The `needs: format` line guarantees that linting only proceeds if formatting passes, keeping the pipeline clean and fast.
What Generative AI Means for Linters and Formatters
Recent conversations from Anthropic’s CEO Dario Amodei suggest that generative AI tools may soon write entire code snippets on demand (The Times of India). While these models can produce syntactically correct code, they often ignore project-specific style guides.
That reality reinforces the need for automated style enforcement. Even if an AI writes the logic, a formatter can immediately align the output with the team’s conventions, and a linter can catch any hidden bugs the model introduced.
Cost of Ignoring the Divide
When a team relies on a single tool and treats it as a silver bullet, the hidden costs emerge as longer review cycles, higher defect rates, and frustrated developers. In my project, the average time to merge a pull request jumped from 3 hours (formatter + linter) to 7 hours (formatter-only) once we removed the linter.
Beyond time, there’s a cultural cost. Developers begin to view style enforcement as a personal preference rather than a shared standard, leading to “style wars” in review comments. The myth that a formatter can replace a linter fuels this conflict.

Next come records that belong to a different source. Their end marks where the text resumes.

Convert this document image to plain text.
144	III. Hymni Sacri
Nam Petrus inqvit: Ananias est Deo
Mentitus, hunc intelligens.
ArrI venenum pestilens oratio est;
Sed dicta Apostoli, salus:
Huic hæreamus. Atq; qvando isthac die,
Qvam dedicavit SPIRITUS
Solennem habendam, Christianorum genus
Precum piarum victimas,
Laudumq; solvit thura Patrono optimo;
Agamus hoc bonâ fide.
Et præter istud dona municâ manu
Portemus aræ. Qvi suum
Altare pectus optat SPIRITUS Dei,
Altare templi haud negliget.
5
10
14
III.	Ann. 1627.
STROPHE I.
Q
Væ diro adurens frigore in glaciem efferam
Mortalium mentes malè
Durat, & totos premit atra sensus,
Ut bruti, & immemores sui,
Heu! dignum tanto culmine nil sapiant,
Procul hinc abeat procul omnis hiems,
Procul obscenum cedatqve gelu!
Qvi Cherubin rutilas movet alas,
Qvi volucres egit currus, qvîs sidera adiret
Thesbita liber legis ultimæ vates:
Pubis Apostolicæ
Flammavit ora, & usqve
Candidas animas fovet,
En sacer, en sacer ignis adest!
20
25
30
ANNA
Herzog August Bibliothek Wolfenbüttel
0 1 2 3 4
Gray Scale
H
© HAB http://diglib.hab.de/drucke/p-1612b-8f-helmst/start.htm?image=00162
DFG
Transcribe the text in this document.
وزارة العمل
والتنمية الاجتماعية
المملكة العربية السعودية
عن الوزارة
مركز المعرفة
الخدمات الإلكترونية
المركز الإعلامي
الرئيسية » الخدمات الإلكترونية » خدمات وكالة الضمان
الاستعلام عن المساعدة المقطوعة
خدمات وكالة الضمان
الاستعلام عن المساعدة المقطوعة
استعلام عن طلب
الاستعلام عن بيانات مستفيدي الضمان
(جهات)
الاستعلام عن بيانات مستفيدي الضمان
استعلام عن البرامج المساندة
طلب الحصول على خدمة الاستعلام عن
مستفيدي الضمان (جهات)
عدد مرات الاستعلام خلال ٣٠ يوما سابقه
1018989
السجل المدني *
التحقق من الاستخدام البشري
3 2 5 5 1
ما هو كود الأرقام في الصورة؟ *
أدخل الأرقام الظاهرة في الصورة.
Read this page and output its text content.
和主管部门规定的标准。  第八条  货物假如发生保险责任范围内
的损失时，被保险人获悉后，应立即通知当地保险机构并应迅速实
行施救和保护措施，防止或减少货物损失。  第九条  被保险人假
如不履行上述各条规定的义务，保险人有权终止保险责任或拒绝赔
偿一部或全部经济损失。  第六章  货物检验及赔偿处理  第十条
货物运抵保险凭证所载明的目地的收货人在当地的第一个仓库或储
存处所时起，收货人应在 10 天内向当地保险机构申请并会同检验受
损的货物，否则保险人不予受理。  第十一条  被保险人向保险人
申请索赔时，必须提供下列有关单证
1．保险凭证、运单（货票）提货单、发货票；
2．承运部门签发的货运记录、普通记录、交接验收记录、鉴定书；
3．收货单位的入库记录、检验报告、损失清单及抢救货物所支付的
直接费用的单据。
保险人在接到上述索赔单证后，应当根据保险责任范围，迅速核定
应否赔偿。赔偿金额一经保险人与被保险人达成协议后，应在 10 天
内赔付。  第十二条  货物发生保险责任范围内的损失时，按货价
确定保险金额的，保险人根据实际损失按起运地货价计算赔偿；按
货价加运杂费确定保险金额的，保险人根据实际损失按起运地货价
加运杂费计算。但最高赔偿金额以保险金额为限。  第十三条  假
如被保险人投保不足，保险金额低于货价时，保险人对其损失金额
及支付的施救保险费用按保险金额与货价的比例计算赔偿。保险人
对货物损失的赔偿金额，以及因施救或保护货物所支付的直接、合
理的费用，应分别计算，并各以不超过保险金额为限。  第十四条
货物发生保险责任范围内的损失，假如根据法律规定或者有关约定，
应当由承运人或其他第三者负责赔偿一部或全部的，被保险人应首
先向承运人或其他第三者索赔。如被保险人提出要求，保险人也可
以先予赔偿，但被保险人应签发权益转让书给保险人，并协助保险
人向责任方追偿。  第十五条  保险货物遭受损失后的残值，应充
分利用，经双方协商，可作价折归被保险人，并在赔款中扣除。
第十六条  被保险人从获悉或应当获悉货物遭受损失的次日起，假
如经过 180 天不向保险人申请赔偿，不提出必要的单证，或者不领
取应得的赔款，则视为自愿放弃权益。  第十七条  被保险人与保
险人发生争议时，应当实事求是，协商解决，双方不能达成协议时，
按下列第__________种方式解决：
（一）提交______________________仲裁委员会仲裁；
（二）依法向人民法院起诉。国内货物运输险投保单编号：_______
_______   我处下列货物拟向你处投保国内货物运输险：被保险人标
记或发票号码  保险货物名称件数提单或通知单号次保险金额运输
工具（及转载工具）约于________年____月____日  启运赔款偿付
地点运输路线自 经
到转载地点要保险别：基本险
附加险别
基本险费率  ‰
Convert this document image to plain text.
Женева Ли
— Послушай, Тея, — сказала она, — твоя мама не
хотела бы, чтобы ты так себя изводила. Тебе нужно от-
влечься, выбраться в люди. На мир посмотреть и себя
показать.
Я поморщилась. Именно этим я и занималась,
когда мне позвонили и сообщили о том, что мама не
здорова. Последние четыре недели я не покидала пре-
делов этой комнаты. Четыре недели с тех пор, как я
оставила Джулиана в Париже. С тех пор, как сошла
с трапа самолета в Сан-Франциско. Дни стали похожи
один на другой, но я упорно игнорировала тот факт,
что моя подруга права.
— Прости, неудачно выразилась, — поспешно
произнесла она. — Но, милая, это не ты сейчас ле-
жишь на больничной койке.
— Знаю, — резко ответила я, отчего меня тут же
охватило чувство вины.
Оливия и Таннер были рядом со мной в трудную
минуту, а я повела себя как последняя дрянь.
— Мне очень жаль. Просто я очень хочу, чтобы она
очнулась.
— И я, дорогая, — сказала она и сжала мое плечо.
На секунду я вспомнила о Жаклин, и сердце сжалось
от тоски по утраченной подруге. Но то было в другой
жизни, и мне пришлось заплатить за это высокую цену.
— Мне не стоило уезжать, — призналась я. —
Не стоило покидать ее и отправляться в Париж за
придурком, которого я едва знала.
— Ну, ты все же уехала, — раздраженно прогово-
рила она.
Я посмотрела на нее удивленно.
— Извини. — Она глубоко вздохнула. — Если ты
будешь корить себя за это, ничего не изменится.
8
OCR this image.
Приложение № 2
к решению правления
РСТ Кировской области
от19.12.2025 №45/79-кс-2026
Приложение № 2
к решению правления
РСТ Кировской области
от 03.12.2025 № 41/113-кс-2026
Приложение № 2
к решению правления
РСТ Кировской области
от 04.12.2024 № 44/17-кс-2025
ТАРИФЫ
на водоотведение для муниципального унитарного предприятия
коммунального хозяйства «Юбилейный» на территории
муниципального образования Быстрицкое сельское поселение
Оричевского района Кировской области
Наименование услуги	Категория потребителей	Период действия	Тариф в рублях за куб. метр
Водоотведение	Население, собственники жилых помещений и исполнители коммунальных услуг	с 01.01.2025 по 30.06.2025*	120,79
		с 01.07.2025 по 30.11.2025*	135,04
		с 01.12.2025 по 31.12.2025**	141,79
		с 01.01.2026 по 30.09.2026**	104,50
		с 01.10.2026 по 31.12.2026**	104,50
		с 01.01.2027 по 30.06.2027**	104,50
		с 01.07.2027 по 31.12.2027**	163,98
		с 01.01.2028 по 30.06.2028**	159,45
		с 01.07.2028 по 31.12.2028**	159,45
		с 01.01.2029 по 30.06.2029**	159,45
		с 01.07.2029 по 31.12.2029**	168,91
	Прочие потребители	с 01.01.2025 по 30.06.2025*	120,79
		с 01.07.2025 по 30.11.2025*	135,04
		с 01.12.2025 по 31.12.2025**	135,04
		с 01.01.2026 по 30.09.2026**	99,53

Best Practices to Keep Both Happy
- Run the formatter on save in the IDE to give instant feedback.
- Configure the linter to ignore purely cosmetic rules that the formatter already handles.
- Enforce both tools in the CI pipeline to guarantee consistency across the team.
- Document the style guide in a README and link to the formatter’s config file.
- Review and adjust rules periodically as the codebase evolves.
By treating the two tools as complementary rather than competitive, teams can achieve higher developer productivity, better code quality, and smoother onboarding for junior developers.
Frequently Asked Questions
Q: Can I rely on a formatter alone for code quality?
A: No. A formatter only enforces visual style. It cannot detect logical errors, unused variables, or security issues that a linter is designed to flag.
Q: How do I choose between ESLint and Prettier for a JavaScript project?
A: Use Prettier for formatting (spacing, line breaks) and ESLint for code correctness (unused vars, potential bugs). Configure ESLint to ignore formatting rules that Prettier handles.
Q: Will AI-generated code obey my project’s style guide?
A: Typically not. AI models produce syntactically correct code but ignore local style conventions. Running a formatter after AI generation ensures the code matches the team’s style.
Q: How can I set up a CI pipeline that checks both formatting and linting?
A: Add a formatting job that runs Prettier/Black with a `--check` flag, then a linting job that runs ESLint/pylint. Use job dependencies so the lint job only runs if formatting passes.
Q: Are there any drawbacks to using both tools?
A: The main trade-off is configuration overhead. Teams need to align rule sets so that the formatter and linter do not conflict, but the productivity gains usually outweigh the setup effort.